In the beginning, there was the deli. Back in the old neighborhood days, they were usually Jewish or Italian, places where you could get a sandwich and a few things to go with it. In those simpler times there were also simple salads: coleslaw, pasta, potato, tuna, chicken, egg. Basically, not much that you couldn’t make at home, except that, aside from the happy dance moment of not having to do that, there was usually something just a little bit different about the salads from a good deli.

After a while, take-out became more and more elaborate, along the lines of the Silver Palate and its many imitators. Good, most of the time, and, by the way, way more expensive. I think, these inflationary days, spending a lot when you drop by on your way to a picnic or the beach isn’t in the cards so much. I would bet that the traditional standbys are what most people really want anyway.

I used to know the owners of a big and successful take-out shop in Westchester, and they were really on top of how to run their business. Good food, just that much better than what you’d find in other places, and not too difficult or expensive for them to produce. They made a pasta salad that I eventually figured out how to make on my own, not that that was hard to do — the ingredients were plain to see, it was just the proportions that needed figuring out.

I doubt that the shop is still there, it’s been a few decades and we moved away long ago. But the recipe lives on at my house, and I think you’ll be glad to give it a home in yours, too. It’s a little bit different, and really good. People could buy it and feel it was all a fair exchange. And they did: it was regularly and reliably sold out every day by noon.

Penne Salad with Onion and Relish
Serves around eight, depending on what else is on the table

One pound of penne rigate, cooked, drained, and allowed to cool for about 15 or 20 minutes.

Mix together:

  • 1 cup Hellman’s regular mayonnaise
  • 1 cup full fat sour cream
  • 1 crushed garlic clove
  • About 1/2 cup finely minced red onion, or less or more to taste
  • About 6 forkfuls of pickle relish: dip a fork into the jar and bring it up, with its juice.

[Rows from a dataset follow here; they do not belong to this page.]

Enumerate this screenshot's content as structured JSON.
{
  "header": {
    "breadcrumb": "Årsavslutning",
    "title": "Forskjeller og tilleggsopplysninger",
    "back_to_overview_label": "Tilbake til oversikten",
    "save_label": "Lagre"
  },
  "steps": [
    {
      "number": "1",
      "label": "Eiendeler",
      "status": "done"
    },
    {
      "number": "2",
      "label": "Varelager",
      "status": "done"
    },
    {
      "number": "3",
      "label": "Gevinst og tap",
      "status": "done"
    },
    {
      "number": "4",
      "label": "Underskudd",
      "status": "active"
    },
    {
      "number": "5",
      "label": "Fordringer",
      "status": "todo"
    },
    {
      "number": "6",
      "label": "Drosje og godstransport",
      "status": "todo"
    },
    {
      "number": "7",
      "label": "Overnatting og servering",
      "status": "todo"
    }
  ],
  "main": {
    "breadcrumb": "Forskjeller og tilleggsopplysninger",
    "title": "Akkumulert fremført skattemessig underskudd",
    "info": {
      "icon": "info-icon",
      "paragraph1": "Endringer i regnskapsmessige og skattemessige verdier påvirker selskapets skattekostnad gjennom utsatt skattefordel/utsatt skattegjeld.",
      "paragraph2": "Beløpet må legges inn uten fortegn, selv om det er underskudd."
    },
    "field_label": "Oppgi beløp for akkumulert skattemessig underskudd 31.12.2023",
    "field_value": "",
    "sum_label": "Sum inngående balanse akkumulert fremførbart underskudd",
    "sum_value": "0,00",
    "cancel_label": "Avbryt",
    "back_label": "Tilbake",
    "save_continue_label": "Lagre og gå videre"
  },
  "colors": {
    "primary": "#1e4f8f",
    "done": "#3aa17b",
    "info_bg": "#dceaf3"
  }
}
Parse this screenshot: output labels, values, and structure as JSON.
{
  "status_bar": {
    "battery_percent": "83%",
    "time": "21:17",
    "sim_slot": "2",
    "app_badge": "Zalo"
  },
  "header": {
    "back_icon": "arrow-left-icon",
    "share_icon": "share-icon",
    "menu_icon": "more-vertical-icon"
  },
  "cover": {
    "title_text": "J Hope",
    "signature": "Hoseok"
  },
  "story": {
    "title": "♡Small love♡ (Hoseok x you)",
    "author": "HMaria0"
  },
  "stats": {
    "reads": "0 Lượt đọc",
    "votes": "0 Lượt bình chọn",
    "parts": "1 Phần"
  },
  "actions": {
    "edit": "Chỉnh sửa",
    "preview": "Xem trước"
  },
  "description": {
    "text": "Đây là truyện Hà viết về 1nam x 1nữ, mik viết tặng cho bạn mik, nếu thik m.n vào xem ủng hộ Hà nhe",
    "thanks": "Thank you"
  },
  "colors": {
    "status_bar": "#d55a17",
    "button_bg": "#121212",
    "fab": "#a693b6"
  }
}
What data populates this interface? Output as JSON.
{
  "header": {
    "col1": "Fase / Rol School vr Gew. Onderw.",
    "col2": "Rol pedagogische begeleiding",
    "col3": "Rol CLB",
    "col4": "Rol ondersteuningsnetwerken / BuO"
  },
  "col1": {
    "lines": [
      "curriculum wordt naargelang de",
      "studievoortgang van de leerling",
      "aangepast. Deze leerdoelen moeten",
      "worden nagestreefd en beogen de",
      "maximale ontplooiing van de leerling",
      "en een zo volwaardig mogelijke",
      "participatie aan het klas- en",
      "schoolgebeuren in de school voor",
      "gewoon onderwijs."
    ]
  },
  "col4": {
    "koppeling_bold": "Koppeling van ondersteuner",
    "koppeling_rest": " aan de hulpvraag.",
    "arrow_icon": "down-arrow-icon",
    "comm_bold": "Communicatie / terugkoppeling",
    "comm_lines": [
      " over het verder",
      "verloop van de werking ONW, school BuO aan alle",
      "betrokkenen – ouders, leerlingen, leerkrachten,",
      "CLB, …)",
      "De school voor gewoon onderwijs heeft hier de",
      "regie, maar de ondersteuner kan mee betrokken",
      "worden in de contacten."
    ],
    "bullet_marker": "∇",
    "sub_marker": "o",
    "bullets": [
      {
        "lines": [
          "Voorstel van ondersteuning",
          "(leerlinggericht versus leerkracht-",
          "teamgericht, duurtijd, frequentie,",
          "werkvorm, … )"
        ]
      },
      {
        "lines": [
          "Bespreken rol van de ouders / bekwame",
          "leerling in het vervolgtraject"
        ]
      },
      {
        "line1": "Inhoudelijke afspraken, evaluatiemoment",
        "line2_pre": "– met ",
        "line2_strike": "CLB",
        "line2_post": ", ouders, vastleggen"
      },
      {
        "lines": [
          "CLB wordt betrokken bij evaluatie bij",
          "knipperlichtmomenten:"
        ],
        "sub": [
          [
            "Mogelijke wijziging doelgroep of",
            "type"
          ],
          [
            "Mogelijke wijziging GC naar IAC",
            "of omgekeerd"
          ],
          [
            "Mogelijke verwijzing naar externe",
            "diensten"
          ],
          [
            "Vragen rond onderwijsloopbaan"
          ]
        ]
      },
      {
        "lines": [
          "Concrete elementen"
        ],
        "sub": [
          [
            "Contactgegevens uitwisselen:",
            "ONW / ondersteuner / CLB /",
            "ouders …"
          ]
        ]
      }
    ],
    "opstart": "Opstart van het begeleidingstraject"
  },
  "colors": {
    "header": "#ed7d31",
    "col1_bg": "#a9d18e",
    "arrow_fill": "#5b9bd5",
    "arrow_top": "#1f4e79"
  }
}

I like Heinz India Relish, which is sometimes hard to find these days, but any good relish will be fine. Again, more or less, according to your taste
  • Salt and pepper. Not too much, as the mayonnaise is salted. You can have S and P on the table for people who want more.

When the penne has cooled from hot to just medium warm, put it in a bowl and, with your clean and washed hand, mix in everything else, which should already be combined and waiting for its moment. If you try to mix this with anything but your hand, the pasta will break apart. Also, you are not rinsing the penne, and it will stick together; you can gently pry it apart with your fingers. (You can wear a disposable glove if you want to, but rinse the glove off, in case it’s powdered.) This will look like it’s swimming in dressing. Refrigerate it for a few hours or overnight, and all that will be well absorbed.

The original salad had a few tablespoons of minced green pepper, but I don’t add that. You could, though, or red pepper, for color, up to you. I put some chopped chives on this for the photograph, but ordinarily I wouldn’t bother with that. And I probably shouldn’t have bothered here, since it obscures the onion and relish. Good stuff, you’ll like it.